After considering all the evidence and details, I feel strongly convicted to concede that yom can be allowed to mean “age” in Genesis (though I don’t insist that must be the only possibility). From that perspective, each day of Creation was an incalculable period of time.

Now, to discuss why a number of Old Testament theologians (like Mike Heiser—discussed more in the next section) say it doesn’t matter at all whether yom meant “day” or “age”: If Earth was created billions of years ago and Adam came about much later, just after the planet was “without form, and void” (Genesis 1:2), then, as mentioned just before the last section, both day and age fit the following scenario: 1) God created Earth; 2) a crucial war between the forces of good and evil caused mass destruction as attested in Scripture (we’re still getting to that), creating a planet that was “without form, and void”; 3) God chose—at a certain point, and for a duration of His choosing (days or ages) between the “void” world of Genesis 1:2 and the “good” world of Genesis 1:31—to create a better place, upon which we now live.

Would He have chosen to spend ages or days to recreate the fallen, nearly destroyed planet of the “void” era? We don’t know, but if our theory is correct, then He had billions of years between “void” and “good” to get around to doing it in His timing, which will never conform to our own ideas of the linear progression of time, anyway. In my own humble opinion, it’s not worth fighting about when yet another, more important word related to dating Creation needs to be addressed.

UP NEXT: In the Beginning, God “Created”…

[i] Green, Michael, 2 Peter and Jude: An Introduction and Commentary: Volume 18 (Tyndale New Testament Commentaries; Downers Grove, IL; InterVarsity Press; 1987), 157.
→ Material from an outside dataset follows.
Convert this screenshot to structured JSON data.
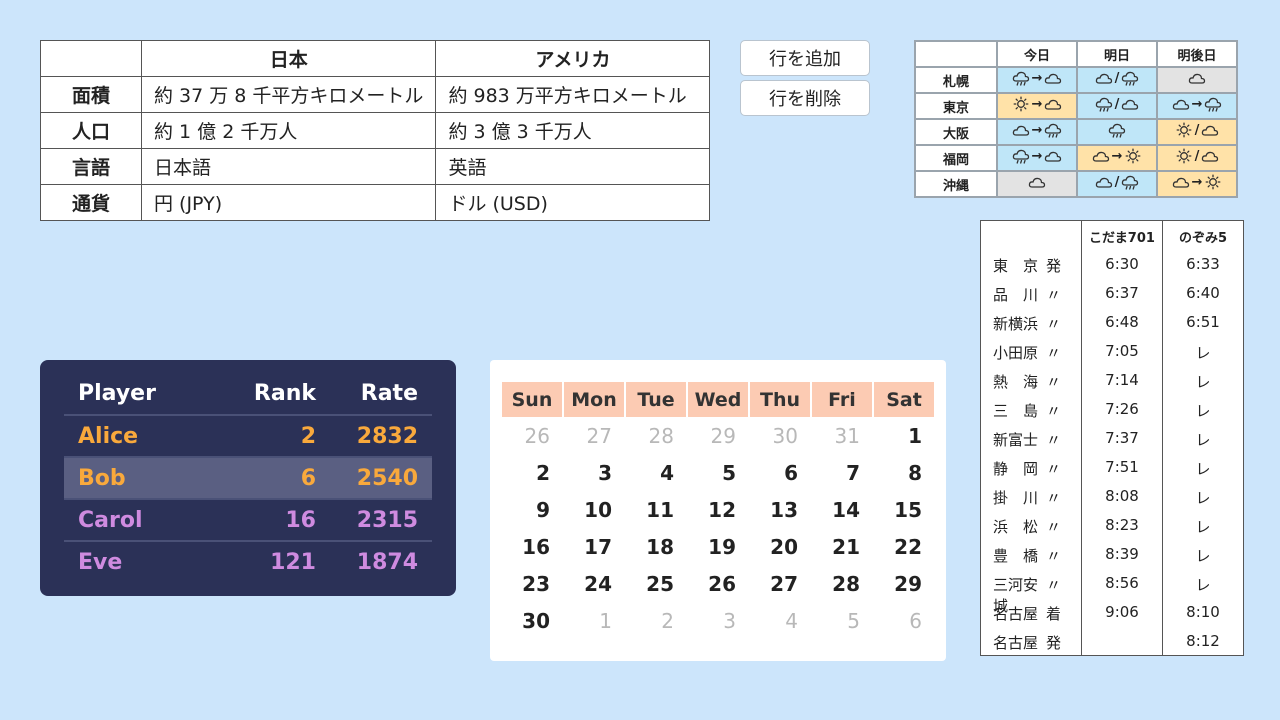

[ii] “When a Day Lasted Only Four Hours,” March 2016, Intercontinental Academia, last accessed February 27, 2023,

[iii] King, Matt, and Christopher Watson, “The Length of Earth’s Days has Been Mysteriously Increasing, and Scientists Don’t Know Why,” August 5, 2022, The Conversation, last accessed February 27, 2023,

[iv] There is no single, authoritative source to attribute to this. Simply Googling “Earth rotation speeding up in modern times” (or something equivalent) will lead a researcher to a plethora of online science journals noting this change and offering up countless reasons for why Earth has apparently increased rotational speed since the 1960s.